Pewnie nikt nie prowadzi takich
badań statystycznych, ale większość przystępujących w tym
czasie do spowiedzi, to bardzo okazjonalni wierzący, którzy swoją
pobożność ograniczają do minimalizmu wymaganego przykazaniem
kościelnym:”Przynajmniej
raz w roku spowiadać się i w okresie Wielkanocnym komunię świętą
przyjmować!
Przy masówce wielkopostnej to taki
sakrament z taśmy: obowiązek odhaczony i święty spokój.
Jeśli do tego taka spowiedź
połączona jest z karteczką, która ma swoją wagę, bo dzięki
niej zostanie to odnotowane w kartotece parafialnej i może kiedyś
decydować choćby o udziale księdza w ostatniej drodze zmarłego,
to wystarczający argument!
*
Swoją drogą jestem bardzo
ciekawy ilu z tych wielkanocnych grzeszników wypełnia pięć
warunków koniecznych do ważności sakramentu pokuty [rachunek
sumienia, żal za grzechy popełnione, postanowienie poprawy,
spowiedź i zadośćuczynienie-pokuta] ?
W czasie wielkopostnego „spędu”
ku nawróceniu, częściej niż zwykle słyszy się głosy
niezadowolonych z takiej formy spowiedzi:
-Dlaczego mam się spowiadać na ucho
innemu człowiekowi, choćby on był księdzem?
-Czy nie prościej i bardziej wygodnie
byłoby, gdyby spowiedź była powszechna i kapłan rozgrzeszyłby
wszystkich jednym machnięciem?
-Człowiek jest taki zabiegany, a jedno
rozgrzeszenie w trakcie zbiorowej spowiedzi oszczędziłoby czasu i
wstydu mówienia o swoich świństewkach!
No i teraz mam dobrą nowinę dla tych
wszystkich niezadowolonych.
Kościół stosuje formę
spowiedzi zbiorowej i nazywa to Absolucją Generalną, ale...?
Sakrament pokuty w formie spowiedzi
zbiorowej w Kościele katolickim stosowany jest tylko w sytuacjach
wyjątkowych, gdy zachodzi niebezpieczeństwo utraty życia
grzesznika bez możliwości indywidualnego pojednania się z Bogiem.
-Wielokrotnie taką formę stosowano w
okresie wojny dla żołnierzy[zwłaszcza przed bitwami].
-Dozwala się taką formę spowiedzi w
pracy misjonarzy, którzy działają niekiedy na bardzo rozległym
terenie, a we wspólnocie nawróconych zjawiają się raz na kilka
miesięcy i z braku czasu nie mogą wyspowiadać wszystkich chcących
uzyskać rozgrzeszenie.
*
Miałem kiedyś okazję
uczestniczyć we mszy św. kościelnej wspólnoty, która w nazwie ma
przymiotnik- katolicki, ale nie jest w łączności z Watykanem.

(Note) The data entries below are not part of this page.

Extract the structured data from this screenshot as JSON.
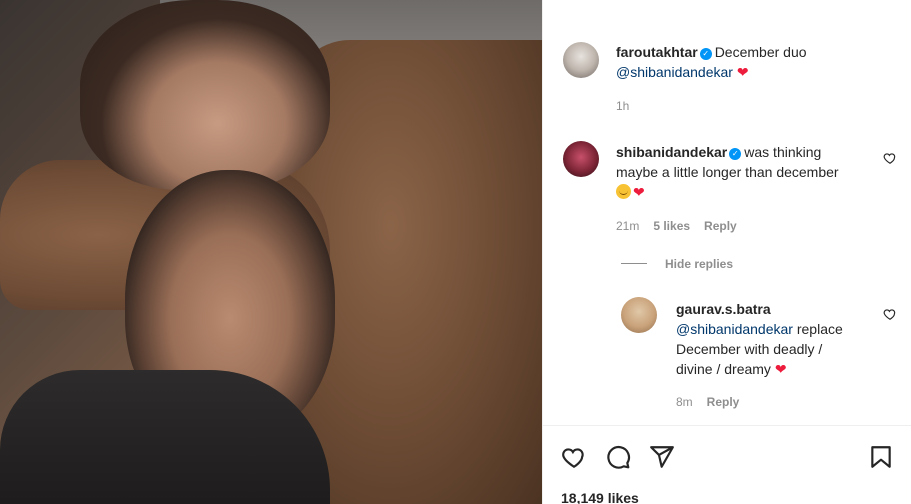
{
  "post": {
    "caption": {
      "username": "faroutakhtar",
      "text": "December duo",
      "mention": "@shibanidandekar",
      "time": "1h"
    },
    "comments": [
      {
        "username": "shibanidandekar",
        "text_line1": "was thinking",
        "text_line2": "maybe a little longer than december",
        "time": "21m",
        "likes": "5 likes",
        "reply_label": "Reply"
      }
    ],
    "hide_replies_label": "Hide replies",
    "replies": [
      {
        "username": "gaurav.s.batra",
        "mention": "@shibanidandekar",
        "text_line1": "replace",
        "text_line2": "December with deadly /",
        "text_line3": "divine / dreamy",
        "time": "8m",
        "reply_label": "Reply"
      }
    ],
    "likes_count": "18,149 likes"
  },
  "icons": {
    "verified": "verified-badge-icon",
    "heart": "heart-icon",
    "comment": "comment-icon",
    "share": "share-icon",
    "save": "bookmark-icon"
  },
  "colors": {
    "verified": "#0095f6",
    "mention": "#00376b",
    "heart_emoji": "#ed1c3c",
    "meta": "#8e8e8e"
  }
}
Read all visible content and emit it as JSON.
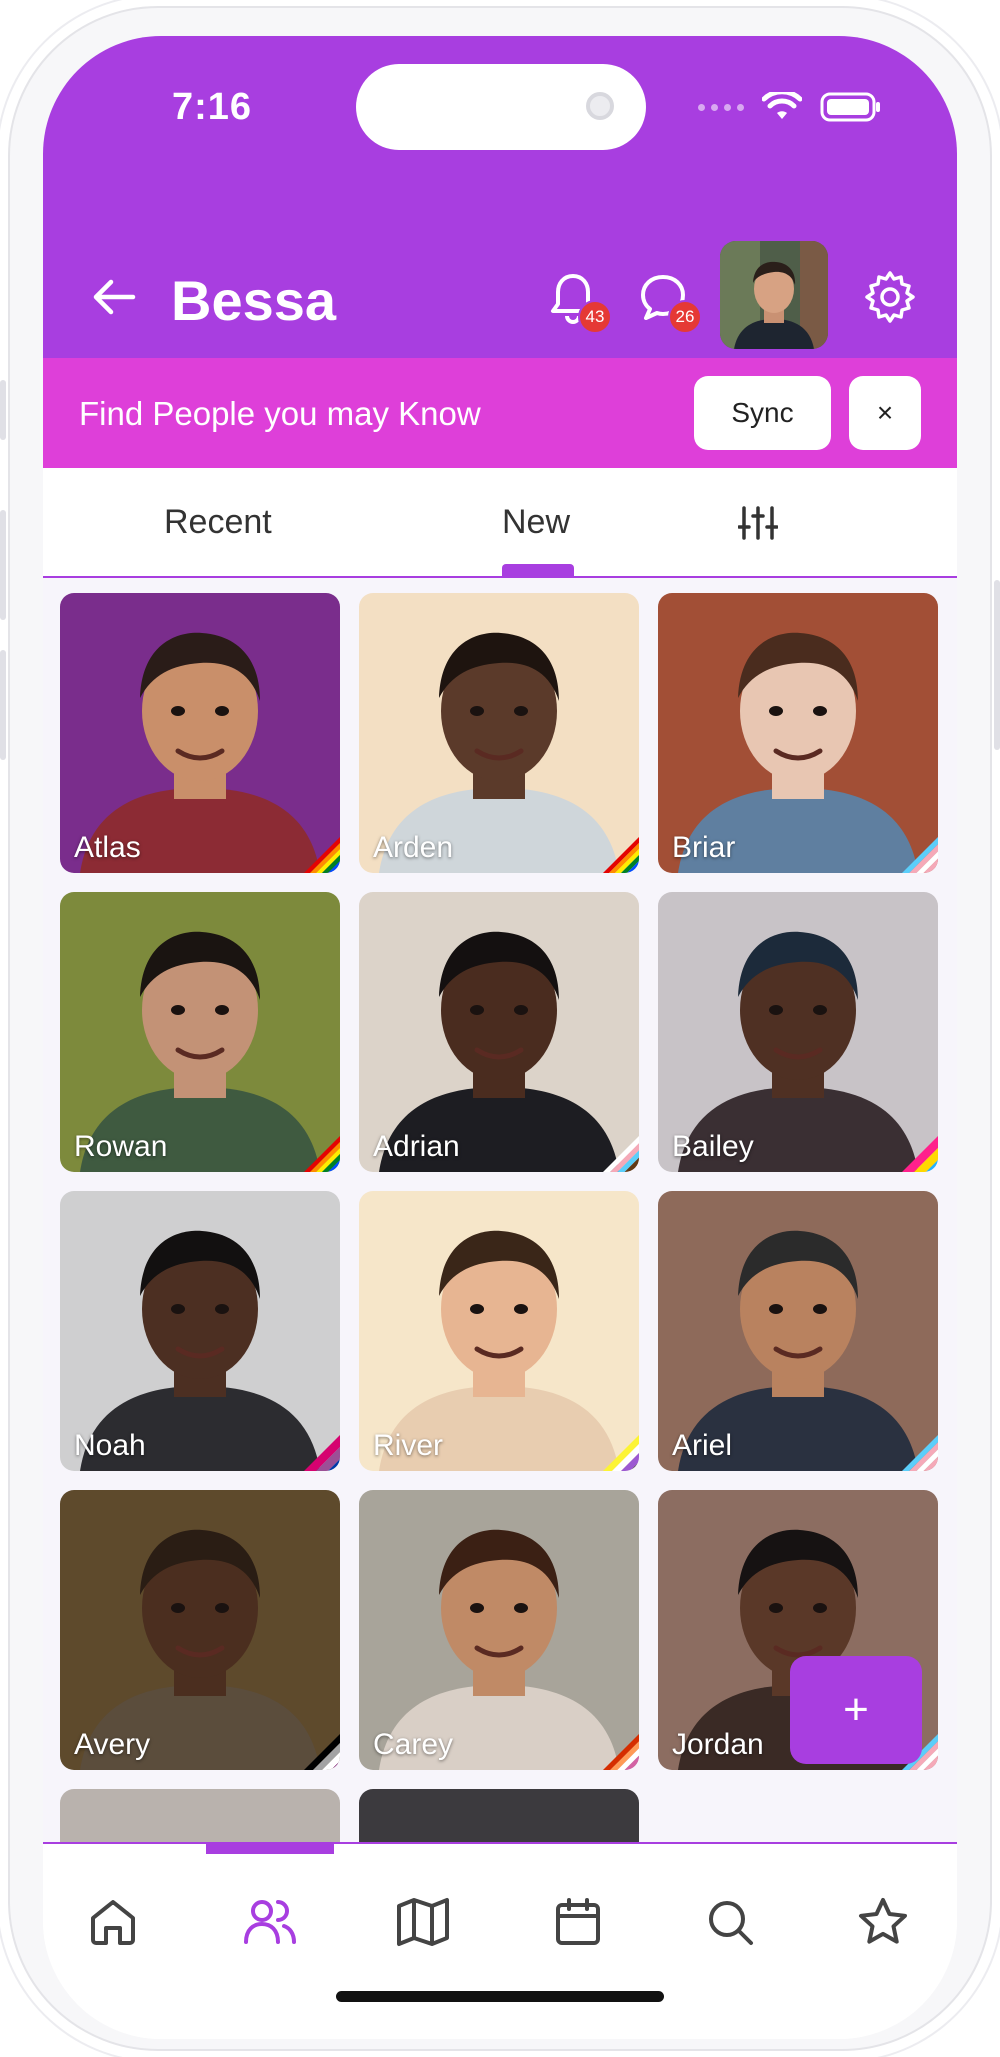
{
  "status_bar": {
    "time": "7:16"
  },
  "header": {
    "title": "Bessa",
    "notifications_count": "43",
    "messages_count": "26"
  },
  "banner": {
    "text": "Find People you may Know",
    "sync_label": "Sync",
    "close_label": "×"
  },
  "tabs": [
    {
      "label": "Recent"
    },
    {
      "label": "New",
      "active": true
    }
  ],
  "profiles": [
    {
      "name": "Atlas",
      "bg": "#7a2d8c",
      "shirt": "#8c2b34",
      "skin": "#c98f6a",
      "hair": "#2a1c18",
      "flag": "rainbow"
    },
    {
      "name": "Arden",
      "bg": "#f3dfc3",
      "shirt": "#cfd6da",
      "skin": "#5b3a2a",
      "hair": "#1e140f",
      "flag": "rainbow"
    },
    {
      "name": "Briar",
      "bg": "#a24f36",
      "shirt": "#5f7fa0",
      "skin": "#e8c6b2",
      "hair": "#4a2c1e",
      "flag": "trans"
    },
    {
      "name": "Rowan",
      "bg": "#7d8a3c",
      "shirt": "#3f5a40",
      "skin": "#c39276",
      "hair": "#1a1411",
      "flag": "rainbow"
    },
    {
      "name": "Adrian",
      "bg": "#dcd3c9",
      "shirt": "#1d1d22",
      "skin": "#4a2c1f",
      "hair": "#141010",
      "flag": "progress"
    },
    {
      "name": "Bailey",
      "bg": "#c8c3c7",
      "shirt": "#3a2f33",
      "skin": "#4f3023",
      "hair": "#1c2a3a",
      "flag": "pan"
    },
    {
      "name": "Noah",
      "bg": "#cfcfd0",
      "shirt": "#2c2c30",
      "skin": "#4c2f22",
      "hair": "#121010",
      "flag": "bi"
    },
    {
      "name": "River",
      "bg": "#f6e6c9",
      "shirt": "#e8cdb0",
      "skin": "#e7b592",
      "hair": "#3a2618",
      "flag": "nonbinary"
    },
    {
      "name": "Ariel",
      "bg": "#8e6a5a",
      "shirt": "#2a3140",
      "skin": "#b9825f",
      "hair": "#2b2b2b",
      "flag": "trans"
    },
    {
      "name": "Avery",
      "bg": "#5e4a2c",
      "shirt": "#5b4d3c",
      "skin": "#4b2e1f",
      "hair": "#2a1d14",
      "flag": "ace"
    },
    {
      "name": "Carey",
      "bg": "#a8a49a",
      "shirt": "#d9cfc6",
      "skin": "#c08a66",
      "hair": "#3b2014",
      "flag": "lesbian"
    },
    {
      "name": "Jordan",
      "bg": "#8c6d61",
      "shirt": "#3a2a25",
      "skin": "#5a3828",
      "hair": "#161212",
      "flag": "trans"
    }
  ],
  "fab": {
    "label": "+"
  },
  "bottom_nav": [
    {
      "icon": "home-icon"
    },
    {
      "icon": "people-icon",
      "active": true
    },
    {
      "icon": "map-icon"
    },
    {
      "icon": "calendar-icon"
    },
    {
      "icon": "search-icon"
    },
    {
      "icon": "star-icon"
    }
  ],
  "colors": {
    "primary": "#a83ee0",
    "banner": "#de3fd9",
    "badge": "#e53935"
  }
}
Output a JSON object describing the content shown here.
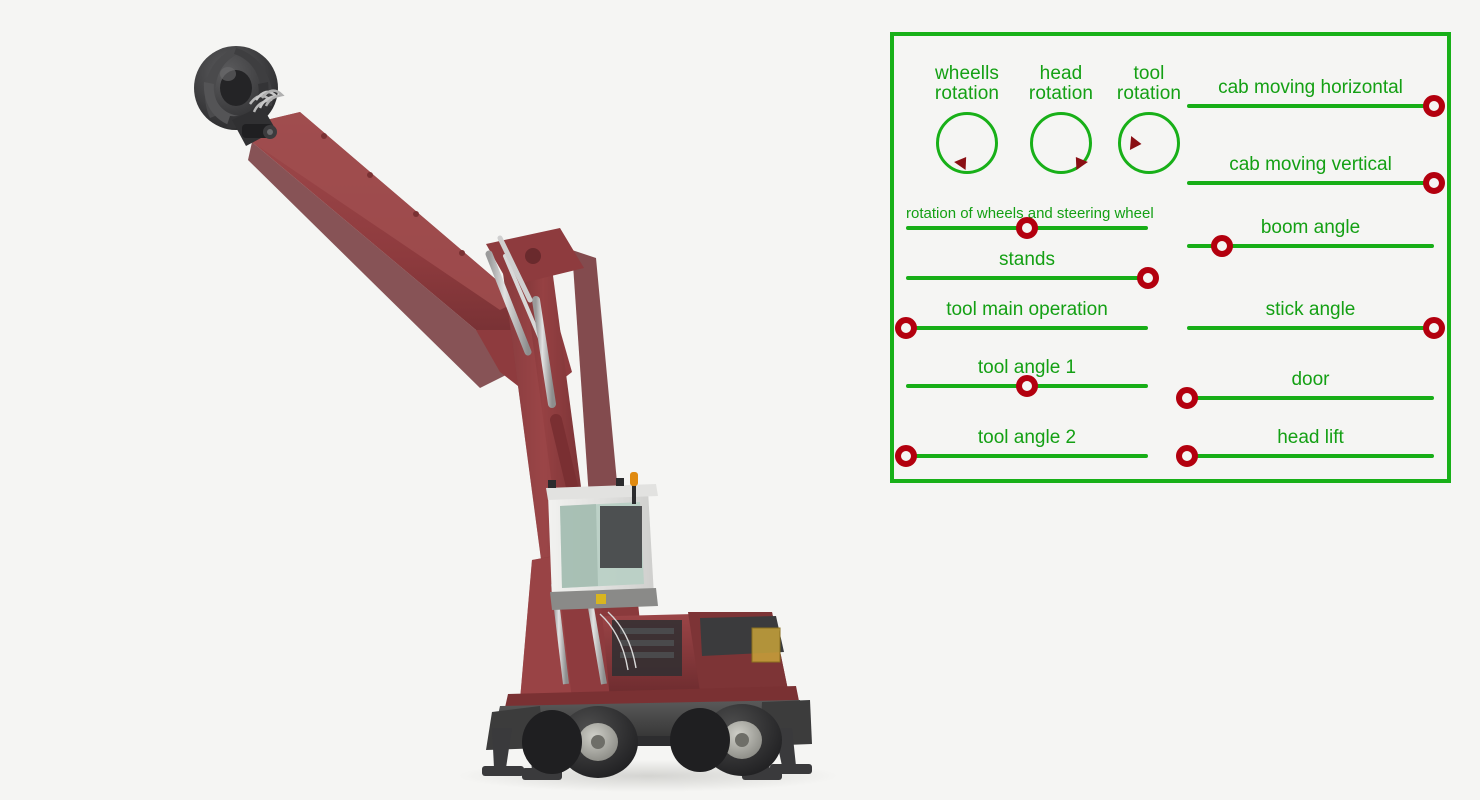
{
  "background_color": "#f5f5f3",
  "panel": {
    "border_color": "#18b018",
    "text_color": "#14a014",
    "track_color": "#17ae17",
    "handle_color": "#b3000e",
    "pointer_color": "#8a0f14",
    "dials": [
      {
        "name": "wheells-rotation",
        "label": "wheells\nrotation",
        "angle_deg": 215
      },
      {
        "name": "head-rotation",
        "label": "head\nrotation",
        "angle_deg": 145
      },
      {
        "name": "tool-rotation",
        "label": "tool\nrotation",
        "angle_deg": 275
      }
    ],
    "sliders_left": [
      {
        "name": "rotation-of-wheels-and-steering-wheel",
        "label": "rotation of wheels and steering wheel",
        "small": true,
        "value": 0.5
      },
      {
        "name": "stands",
        "label": "stands",
        "small": false,
        "value": 1.0
      },
      {
        "name": "tool-main-operation",
        "label": "tool main operation",
        "small": false,
        "value": 0.0
      },
      {
        "name": "tool-angle-1",
        "label": "tool angle 1",
        "small": false,
        "value": 0.5
      },
      {
        "name": "tool-angle-2",
        "label": "tool angle 2",
        "small": false,
        "value": 0.0
      }
    ],
    "sliders_right": [
      {
        "name": "cab-moving-horizontal",
        "label": "cab moving horizontal",
        "value": 1.0
      },
      {
        "name": "cab-moving-vertical",
        "label": "cab moving vertical",
        "value": 1.0
      },
      {
        "name": "boom-angle",
        "label": "boom angle",
        "value": 0.14
      },
      {
        "name": "stick-angle",
        "label": "stick angle",
        "value": 1.0
      },
      {
        "name": "door",
        "label": "door",
        "value": 0.0
      },
      {
        "name": "head-lift",
        "label": "head lift",
        "value": 0.0
      }
    ]
  },
  "machine": {
    "name": "material-handler-excavator",
    "body_color": "#8e3b3e",
    "body_dark": "#6e2d30",
    "body_light": "#a04a4c",
    "undercarriage_color": "#4a4a4a",
    "undercarriage_dark": "#333333",
    "cab_color": "#e8e8e6",
    "glass_color": "#b9cfc4",
    "grapple_color": "#3a3a3c",
    "cylinder_color": "#c9c9c9",
    "beacon_color": "#e08a10"
  }
}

Przed mszą odbyła się ceremonia
spowiedzi zbiorowej, po której kapłan udzielił rozgrzeszenia
obecnym.
Bardzo się zdziwiłem, gdy do
komunii świętej nie przystąpili niektórzy uczestnicy liturgii.
Po skończonej mszy zapytałem księdza,
dlaczego nie wszyscy przyjęli w trakcie nabożeństwa sakrament
komunii?
Odpowiedział mi krótko: Rozgrzeszenie
to tylko jeden z pięciu elementów sakramentu pojednania i ci,
którzy w duchu nie dopełnili pozostałych, nie czuli się
uprawnieni, aby przystąpić do Stołu Pańskiego!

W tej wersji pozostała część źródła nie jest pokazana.